Incorporating similar microfluidics techniques published last year in PLoS one with a transposase-based tagmentation library preparation protocol, Blainey's team designed a reusable self-contained chip the size of a microscope slide that could prepare sequencing libraries for 100 samples at once.

However, Blainey said that his chip has some key notable features. For one, "most microfluidic solutions allow you to mix things together and do a reaction, but they don't do clean ups," he said, which has been "a technology barrier for getting library construction working in the microfluidic context."

One microscope slide-sized chip contains around 100 40-nl circular reactors. Sample input can be genomic DNA or cells. All the library construction reactions take place within those nanoliter-sized reactors by using solid-phase reversible immobilization beads, which capture the cells or DNA, and allow the sample to be tracked throughout the construction process. All the steps of library construction can be carried out on the chip, which includes microfabricator pumps for mixing reagents.

At the end, the spent solids can be washed away. As proof of concept, Blainey's lab tested the ability to construct a library from an Eschericia coli sample and also a metagenonmic sample using a transposase-based method that is now sold by Illumina's Epicentre Biotechnologies. The method relies on a hyperactive version of the Tn5 transposase, which simultaneously fragments DNA and adds adaptors. The resulting products are then PCR amplified.

Blainey compared the method to the sequencing results of a high-quality reference E. coli genome sequenced by Illumina. Using his lab's microfluidic technique, the team started with 38 picograms of E. coli DNA and sequenced the resulting libraries using 2x100 bases of paired end sequencing on the Illumina platform.
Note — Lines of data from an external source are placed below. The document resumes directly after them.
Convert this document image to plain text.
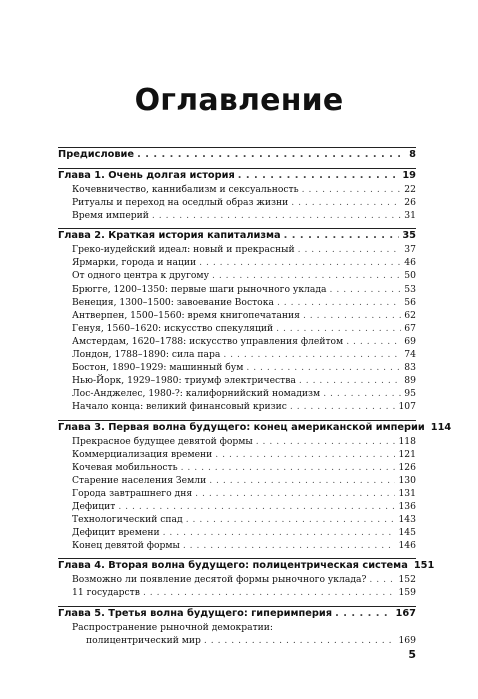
Оглавление
Предисловие . . .	8
Глава 1. Очень долгая история . . .	19
Кочевничество, каннибализм и сексуальность . . .	22
Ритуалы и переход на оседлый образ жизни . . .	26
Время империй . . .	31
Глава 2. Краткая история капитализма . . .	35
Греко-иудейский идеал: новый и прекрасный . . .	37
Ярмарки, города и нации . . .	46
От одного центра к другому . . .	50
Брюгге, 1200–1350: первые шаги рыночного уклада . . .	53
Венеция, 1300–1500: завоевание Востока . . .	56
Антверпен, 1500–1560: время книгопечатания . . .	62
Генуя, 1560–1620: искусство спекуляций . . .	67
Амстердам, 1620–1788: искусство управления флейтом . . .	69
Лондон, 1788–1890: сила пара . . .	74
Бостон, 1890–1929: машинный бум . . .	83
Нью-Йорк, 1929–1980: триумф электричества . . .	89
Лос-Анджелес, 1980-?: калифорнийский номадизм . . .	95
Начало конца: великий финансовый кризис . . .	107
Глава 3. Первая волна будущего: конец американской империи 114
Прекрасное будущее девятой формы . . .	118
Коммерциализация времени . . .	121
Кочевая мобильность . . .	126
Старение населения Земли . . .	130
Города завтрашнего дня . . .	131
Дефицит . . .	136
Технологический спад . . .	143
Дефицит времени . . .	145
Конец девятой формы . . .	146
Глава 4. Вторая волна будущего: полицентрическая система 151
Возможно ли появление десятой формы рыночного уклада? . . .	152
11 государств . . .	159
Глава 5. Третья волна будущего: гиперимперия . . .	167
Распространение рыночной демократии:
полицентрический мир . . .	169
5
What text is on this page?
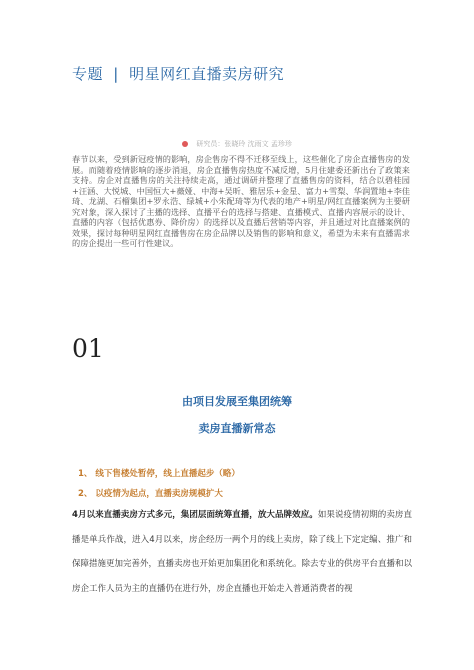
专题 | 明星网红直播卖房研究
研究员：张晓玲 沈雨文 孟珍珍

春节以来，受到新冠疫情的影响，房企售房不得不迁移至线上，这些催化了房企直播售房的发展。而随着疫情影响的逐步消退，房企直播售房热度不减反增，5月住建委还新出台了政策来支持。房企对直播售房的关注持续走高，通过调研并整理了直播售房的资料，结合以碧桂园+汪涵、大悦城、中国恒大+薇娅、中海+吴昕、雅居乐+金星、富力+雪梨、华润置地+李佳琦、龙湖、石榴集团+罗永浩、绿城+小朱配琦等为代表的地产+明星/网红直播案例为主要研究对象，深入探讨了主播的选择、直播平台的选择与搭建、直播模式、直播内容展示的设计、直播的内容（包括优惠券、降价房）的选择以及直播后营销等内容，并且通过对比直播案例的效果，探讨每种明星网红直播售房在房企品牌以及销售的影响和意义，希望为未来有直播需求的房企提出一些可行性建议。

01
由项目发展至集团统筹
卖房直播新常态
1、 线下售楼处暂停，线上直播起步（略）
2、 以疫情为起点，直播卖房规模扩大

4月以来直播卖房方式多元，集团层面统筹直播，放大品牌效应。如果说疫情初期的卖房直播是单兵作战，进入4月以来，房企经历一两个月的线上卖房，除了线上下定定编、推广和保障措施更加完善外，直播卖房也开始更加集团化和系统化。除去专业的供房平台直播和以房企工作人员为主的直播仍在进行外，房企直播也开始走入普通消费者的视
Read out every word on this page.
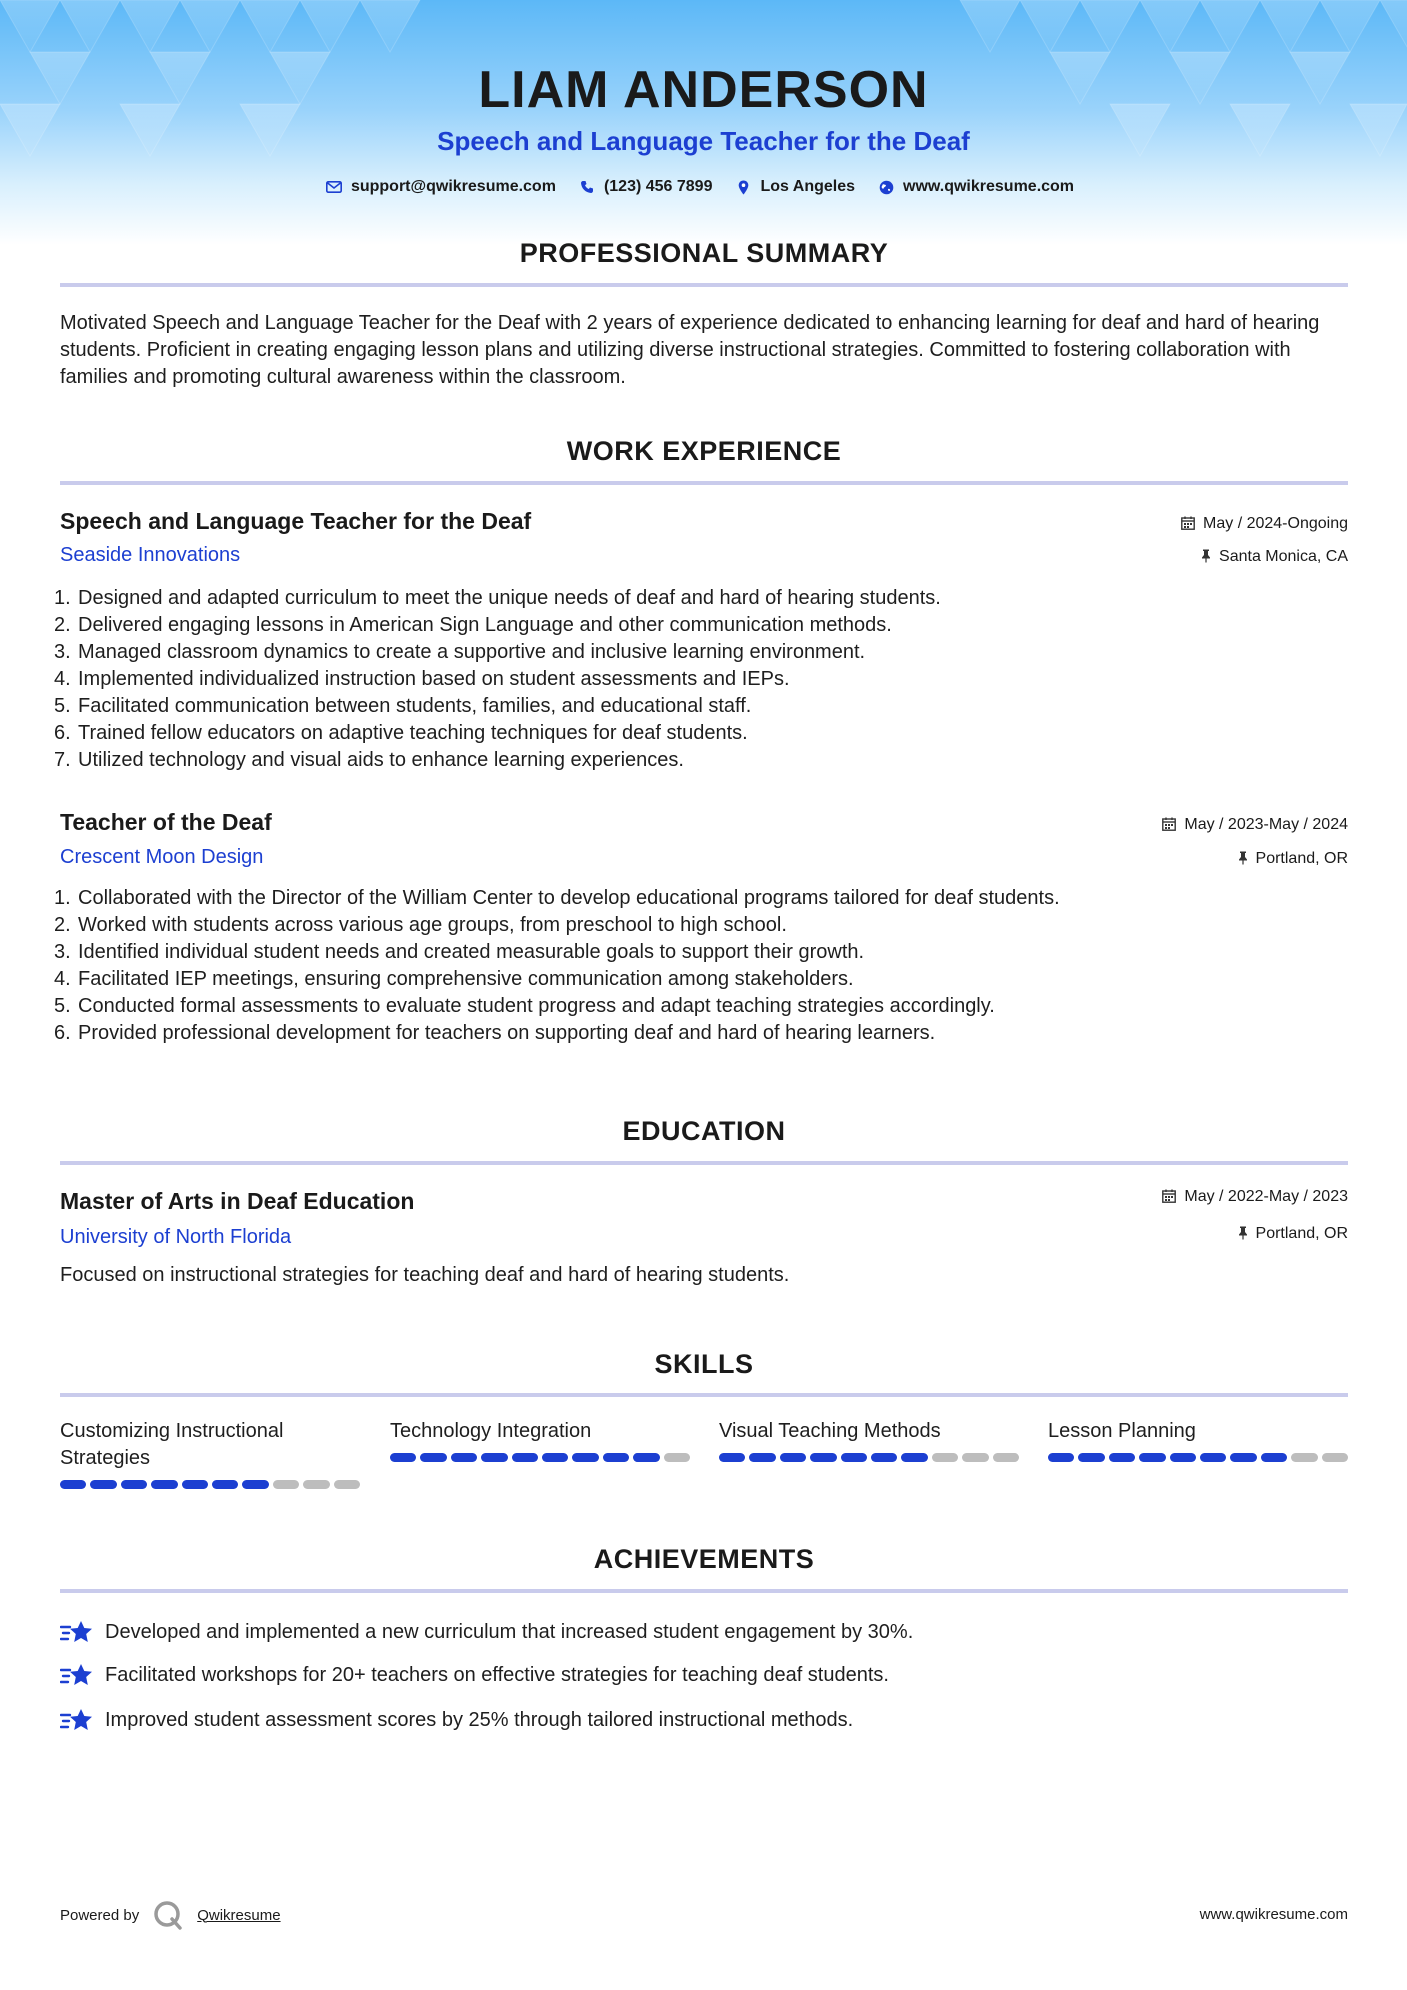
LIAM ANDERSON
Speech and Language Teacher for the Deaf
support@qwikresume.com	(123) 456 7899	Los Angeles	www.qwikresume.com
PROFESSIONAL SUMMARY
Motivated Speech and Language Teacher for the Deaf with 2 years of experience dedicated to enhancing learning for deaf and hard of hearing students. Proficient in creating engaging lesson plans and utilizing diverse instructional strategies. Committed to fostering collaboration with families and promoting cultural awareness within the classroom.
WORK EXPERIENCE
Speech and Language Teacher for the Deaf
Seaside Innovations
May / 2024-Ongoing
Santa Monica, CA
1. Designed and adapted curriculum to meet the unique needs of deaf and hard of hearing students.
2. Delivered engaging lessons in American Sign Language and other communication methods.
3. Managed classroom dynamics to create a supportive and inclusive learning environment.
4. Implemented individualized instruction based on student assessments and IEPs.
5. Facilitated communication between students, families, and educational staff.
6. Trained fellow educators on adaptive teaching techniques for deaf students.
7. Utilized technology and visual aids to enhance learning experiences.
Teacher of the Deaf
Crescent Moon Design
May / 2023-May / 2024
Portland, OR
1. Collaborated with the Director of the William Center to develop educational programs tailored for deaf students.
2. Worked with students across various age groups, from preschool to high school.
3. Identified individual student needs and created measurable goals to support their growth.
4. Facilitated IEP meetings, ensuring comprehensive communication among stakeholders.
5. Conducted formal assessments to evaluate student progress and adapt teaching strategies accordingly.
6. Provided professional development for teachers on supporting deaf and hard of hearing learners.
EDUCATION
Master of Arts in Deaf Education
University of North Florida
May / 2022-May / 2023
Portland, OR
Focused on instructional strategies for teaching deaf and hard of hearing students.
SKILLS
Customizing Instructional Strategies
Technology Integration	Visual Teaching Methods	Lesson Planning
ACHIEVEMENTS
Developed and implemented a new curriculum that increased student engagement by 30%.
Facilitated workshops for 20+ teachers on effective strategies for teaching deaf students.
Improved student assessment scores by 25% through tailored instructional methods.
Powered by	Qwikresume	www.qwikresume.com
They compared their results to the Illumina-generated dataset, which used 1 nanogram of starting material and 2x250 bp sequencing.

The comparison showed that the microfluidic chip can "produce assembly-grade libraries," Blainey said.

Additionally, he said that barcodes can also be added to each sample while they are on the chip, so that after library construction, samples can be pooled and sequenced. Theoretically, the chip can produce 1,000 libraries per day, although he has not yet demonstrated this capability.

So far, Blainey said that his lab has constructed between 100 and 200 libraries and "even in this early phase testing, we've been getting really reliable production of libraries out of this device."

Currently, he said the lab is focused on workflow integration and validating the performance of the chip. "Ok-ish libraries are not good enough for us. We need top quality libraries," he said. "So we're just cranking through some samples to get a sense of the quality and will then be adding on the extra elements like DNA extraction, so we can take cells as an input."

He added that while demand for such a device is high, his lab is not looking to commercialize the device, although in the future the Broad Institute may decide to offer it as a service. In order to realize the low-cost potential, however, many samples would have to be prepared at once.

Blainey said that the goal is to be able to do library construction at a price of around $1 per sample. "We haven't gotten there in practice yet," he said. Key to hitting this price point will be integrating all the steps of the workflow to eliminate labor. "We've demonstrated all the pieces, but haven't put it all together yet," he said.

Additionally, he said his lab is not the only one working on microfluidics-based library construction. Last year's PLoS One publication was led by Stanford University's Stephen Quake, researchers from Singapore's Agency for Science, Technology and Research, and researchers at Fluidigm, which uses microfluidic technology in its C1 Single-Cell Auto Prep system.

The PLoS One authors described a "similar concept," Blainey said, that also includes the cleanup step on the device. However, they use a different microfluidic design and the method "doesn't really speak to workflow integration." That approach "takes in DNA that's already been sheared and then they do adapter ligation and spit it out onto the chip," so it doesn't include the entire library construction process.